Secondo la scienza, l’universo avrebbe avuto
origine da un’enorme esplosione e, da quel momento, avrebbe incominciato ad espandersi.
Non si è dunque trattato di un processo né gentile né “umanitario”. Crescita,
espansione, vitalizzazione – nient’altro. Non vediamo all’opera né equilibrio
né un principio di giustizia. Vediamo in azione leggi fisiche, leggi chimiche e
leggi biologiche, ma nessuna etica, nessuna considerazione per gli esseri
viventi, che vengono trattati come carne da macello, semplici riproduttori, che
nascono e muoiono ininterrottamente.
Anche la nostra esistenza segue queste leggi
disumane. Si nasce violentemente e si muore violentemente, si può morire a
qualunque età per motivi naturali o umani e, una volta esaurito il nostro
ruolo, si invecchia senza nessun garbo, senza nessuna pietà. Veniamo buttati
via.
Noi lottiamo per esistere e per resistere il
più a lungo possibile, ma alla fine saremo sconfitti. Sono pochi i fortunati
che invecchiano senza grandi acciacchi e muoiono placidamente, magari nel
sonno. I più devono vedersi disgregare tra mille sofferenze.
Pensare che tutto ciò sia stato creato da un
Dio benevolo, compassionevole e amorevole è contraddire l’esperienza. Sembra in
azione un processo implacabile e impassibile, in cui veniamo gettati casualmente, senza essere
padroni di nulla. Prima veniamo gettati e poi veniamo buttati via.
Ma forse questa nostra visione – di un Creatore
a se stante che decide tutto e degli esseri che sono gettati in una specie di mattatoio – non è giusta. È, per l’appunto,
una nostra idea, una nostra interpretazione. È come se un senso di
estraniazione e di alienazione interiore si proiettasse all’esterno in un mondo
incomprensibile e ingovernabile.
Forse la creatura non è così ignara e
impotente.
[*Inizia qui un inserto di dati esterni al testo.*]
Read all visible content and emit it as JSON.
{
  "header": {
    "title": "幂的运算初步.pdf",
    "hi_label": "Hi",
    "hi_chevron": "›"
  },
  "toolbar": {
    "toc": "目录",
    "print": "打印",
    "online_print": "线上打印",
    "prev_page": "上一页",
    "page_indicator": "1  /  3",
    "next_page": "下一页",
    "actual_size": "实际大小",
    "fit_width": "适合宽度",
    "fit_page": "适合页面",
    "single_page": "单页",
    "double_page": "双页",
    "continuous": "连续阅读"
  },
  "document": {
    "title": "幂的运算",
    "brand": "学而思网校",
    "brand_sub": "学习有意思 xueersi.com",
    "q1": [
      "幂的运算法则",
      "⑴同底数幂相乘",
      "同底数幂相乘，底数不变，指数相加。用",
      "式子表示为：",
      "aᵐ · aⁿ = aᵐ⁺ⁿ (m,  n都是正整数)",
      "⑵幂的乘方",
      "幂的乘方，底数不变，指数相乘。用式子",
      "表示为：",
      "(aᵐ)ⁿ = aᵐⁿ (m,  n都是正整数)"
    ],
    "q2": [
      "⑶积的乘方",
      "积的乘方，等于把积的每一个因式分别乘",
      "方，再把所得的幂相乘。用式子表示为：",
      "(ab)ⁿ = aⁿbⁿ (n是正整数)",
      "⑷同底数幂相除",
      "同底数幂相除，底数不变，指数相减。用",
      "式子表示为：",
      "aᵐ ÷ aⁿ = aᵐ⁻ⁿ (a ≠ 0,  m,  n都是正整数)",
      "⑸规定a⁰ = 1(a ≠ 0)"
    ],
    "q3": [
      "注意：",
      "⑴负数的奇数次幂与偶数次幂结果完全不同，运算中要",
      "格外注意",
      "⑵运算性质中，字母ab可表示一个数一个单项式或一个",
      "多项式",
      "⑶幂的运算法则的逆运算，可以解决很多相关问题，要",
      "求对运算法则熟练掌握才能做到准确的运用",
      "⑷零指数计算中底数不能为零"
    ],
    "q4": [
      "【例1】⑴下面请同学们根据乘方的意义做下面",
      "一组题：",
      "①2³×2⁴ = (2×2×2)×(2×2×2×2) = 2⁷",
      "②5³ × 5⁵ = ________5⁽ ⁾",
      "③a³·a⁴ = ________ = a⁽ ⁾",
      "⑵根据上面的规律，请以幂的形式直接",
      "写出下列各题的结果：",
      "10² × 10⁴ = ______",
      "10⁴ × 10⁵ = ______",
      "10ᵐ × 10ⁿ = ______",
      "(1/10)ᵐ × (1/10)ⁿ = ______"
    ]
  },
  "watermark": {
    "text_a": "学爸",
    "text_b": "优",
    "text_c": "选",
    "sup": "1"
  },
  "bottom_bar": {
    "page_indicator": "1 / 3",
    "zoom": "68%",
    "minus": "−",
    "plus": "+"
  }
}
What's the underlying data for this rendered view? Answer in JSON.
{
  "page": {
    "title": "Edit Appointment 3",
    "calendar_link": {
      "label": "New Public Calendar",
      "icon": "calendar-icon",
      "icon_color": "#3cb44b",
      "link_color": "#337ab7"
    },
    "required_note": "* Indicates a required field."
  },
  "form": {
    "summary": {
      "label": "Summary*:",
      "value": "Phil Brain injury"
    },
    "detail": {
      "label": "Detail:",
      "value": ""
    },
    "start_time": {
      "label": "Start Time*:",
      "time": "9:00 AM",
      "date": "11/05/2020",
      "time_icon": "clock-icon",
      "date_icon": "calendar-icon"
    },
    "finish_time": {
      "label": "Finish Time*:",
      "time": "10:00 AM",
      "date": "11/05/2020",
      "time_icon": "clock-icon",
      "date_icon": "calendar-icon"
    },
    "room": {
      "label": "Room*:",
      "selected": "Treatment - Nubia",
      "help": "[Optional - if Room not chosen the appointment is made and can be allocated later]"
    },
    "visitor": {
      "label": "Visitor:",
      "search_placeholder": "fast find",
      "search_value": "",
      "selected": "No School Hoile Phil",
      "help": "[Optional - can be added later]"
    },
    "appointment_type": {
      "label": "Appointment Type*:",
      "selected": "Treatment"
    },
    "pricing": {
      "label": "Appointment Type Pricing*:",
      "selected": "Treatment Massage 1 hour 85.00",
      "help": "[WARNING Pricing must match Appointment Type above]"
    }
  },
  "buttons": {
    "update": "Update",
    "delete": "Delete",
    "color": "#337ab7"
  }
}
Forse è più consapevole, responsabile e potente di quanto crede.
Tutto infatti è interconnesso e ogni cosa
influisce sulle altre.
In Oriente si dice che esista un processo di
reincarnazione, per cui ognuno occupa il posto che si è meritato e che si è
creato con le proprie azioni. Qui il singolo non si sente gettato in un mondo
ostile, ma è responsabile del proprio destino.
La verità sembra essere nel mezzo tra queste
due concezioni. Il mondo è esattamente come lo interpretiamo. All’inizio non c’è
un Essere onnipotente che decide per tutti gli esseri, senza coinvolgerli,
senza ascoltarli, ma un vero e proprio Nulla che si costituisce a poco a poco
in essere e in tanti esseri. E la visione di questi esseri – il mondo percepito
– è una loro creazione, una loro responsabilità, non qualcosa di casuale voluto
da un Mente estranea.
Questa è una nuova rivoluzione copernicana, che
lascia agli esseri uno straordinario potere – il potere di cambiare le cose attraverso un diverso modo di vederle.